🧭 The Problem: Interdependence in Binary Outcome Models
Binary outcome models are common in social science and economics but become difficult to estimate when data exhibit spatial, temporal, or spatio-temporal autocorrelation. Jointly determined error terms in reduced-form specifications are generally analytically intractable. Simulation-based estimators have been proposed to deal with this, but they (i) are computationally intensive and impractical for the large datasets common in contemporary research, and (ii) rarely address temporal interdependence.

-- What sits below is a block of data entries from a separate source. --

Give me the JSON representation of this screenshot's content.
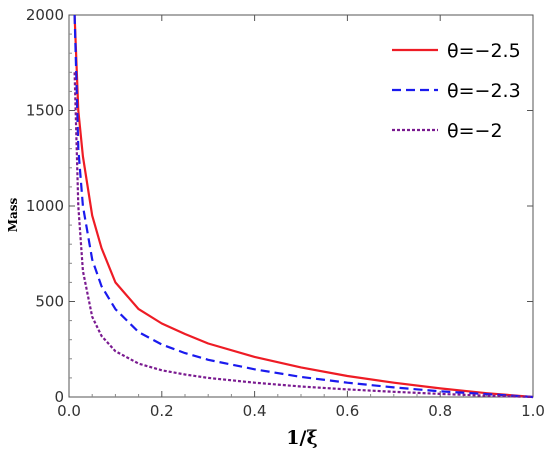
{
  "chart_data": {
    "type": "line",
    "xlabel": "1/ξ",
    "ylabel": "Mass",
    "xlim": [
      0,
      1
    ],
    "ylim": [
      0,
      2000
    ],
    "x_ticks": [
      "0.0",
      "0.2",
      "0.4",
      "0.6",
      "0.8",
      "1.0"
    ],
    "y_ticks": [
      "0",
      "500",
      "1000",
      "1500",
      "2000"
    ],
    "grid": false,
    "legend_position": "top-right",
    "x": [
      0.012,
      0.02,
      0.03,
      0.05,
      0.07,
      0.1,
      0.15,
      0.2,
      0.25,
      0.3,
      0.4,
      0.5,
      0.6,
      0.7,
      0.8,
      0.9,
      1.0
    ],
    "series": [
      {
        "name": "θ=−2.5",
        "color": "#ee1c25",
        "dash": "solid",
        "values": [
          2000,
          1500,
          1260,
          950,
          780,
          600,
          460,
          385,
          330,
          280,
          210,
          155,
          110,
          75,
          45,
          20,
          0
        ]
      },
      {
        "name": "θ=−2.3",
        "color": "#1a1aee",
        "dash": "dashed",
        "values": [
          2000,
          1300,
          1000,
          720,
          580,
          460,
          340,
          275,
          230,
          195,
          145,
          105,
          75,
          50,
          30,
          15,
          0
        ]
      },
      {
        "name": "θ=−2",
        "color": "#7a1a90",
        "dash": "dotted",
        "values": [
          1700,
          1000,
          660,
          420,
          320,
          240,
          175,
          140,
          118,
          100,
          75,
          55,
          40,
          27,
          16,
          7,
          0
        ]
      }
    ]
  }
}
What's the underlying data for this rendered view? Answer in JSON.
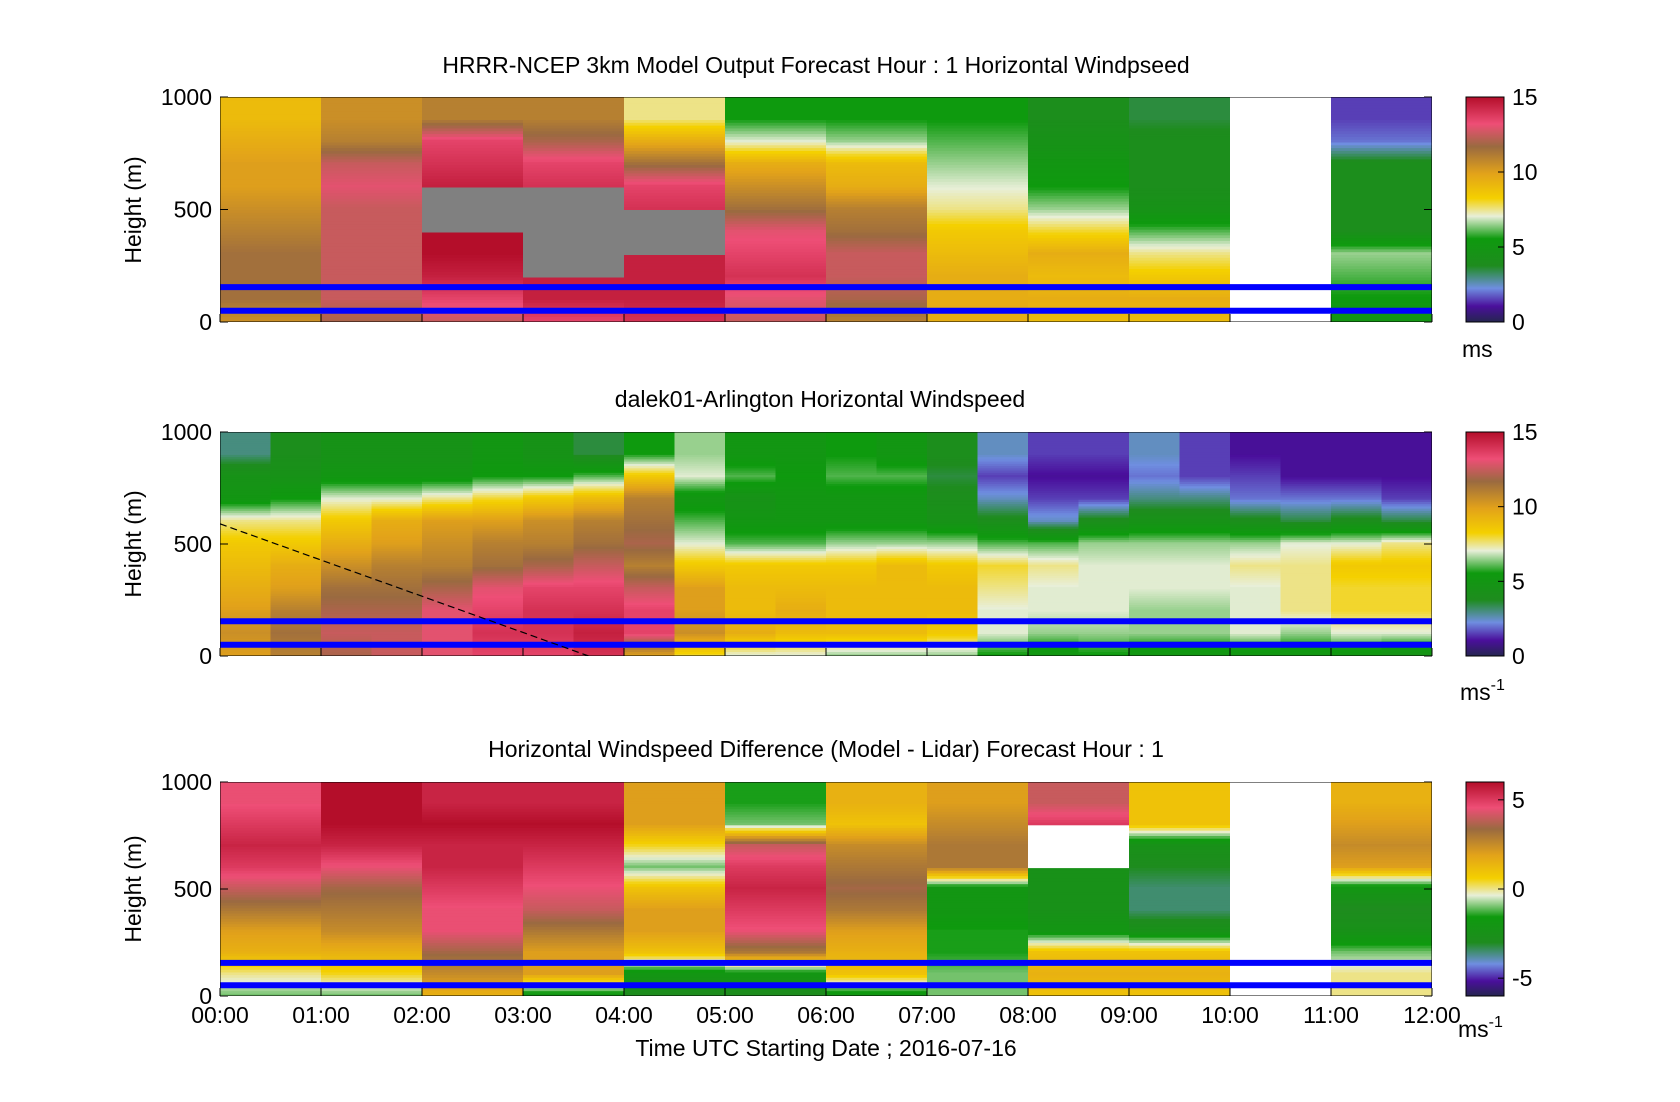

🛠️ A Faster Estimator for Interdependent Binary Data
Introduces analytically tractable pseudo-maximum-likelihood (pseudo-MLE) estimators for latent binary choice models that allow interdependence across space and time. Also proposes an implementation strategy designed to increase computational efficiency considerably.
📈 How This Was Evaluated
- Monte Carlo experiments used to compare the new pseudo-MLE estimators with commonly used alternatives
- Evaluation focused on parameter recovery accuracy and computational cost
🔍 Key Findings
- The pseudo-MLE estimators recover parameter values as well as commonly used simulation-based alternatives
- The proposed implementation requires only a fraction of the computational cost of those alternatives
⚖️ Why It Matters
Provides a practical solution for fast, reliable estimation of binary choice models with spatial, temporal, and spatio-temporal interdependence, removing a major computational barrier for researchers working with sizable interdependent datasets.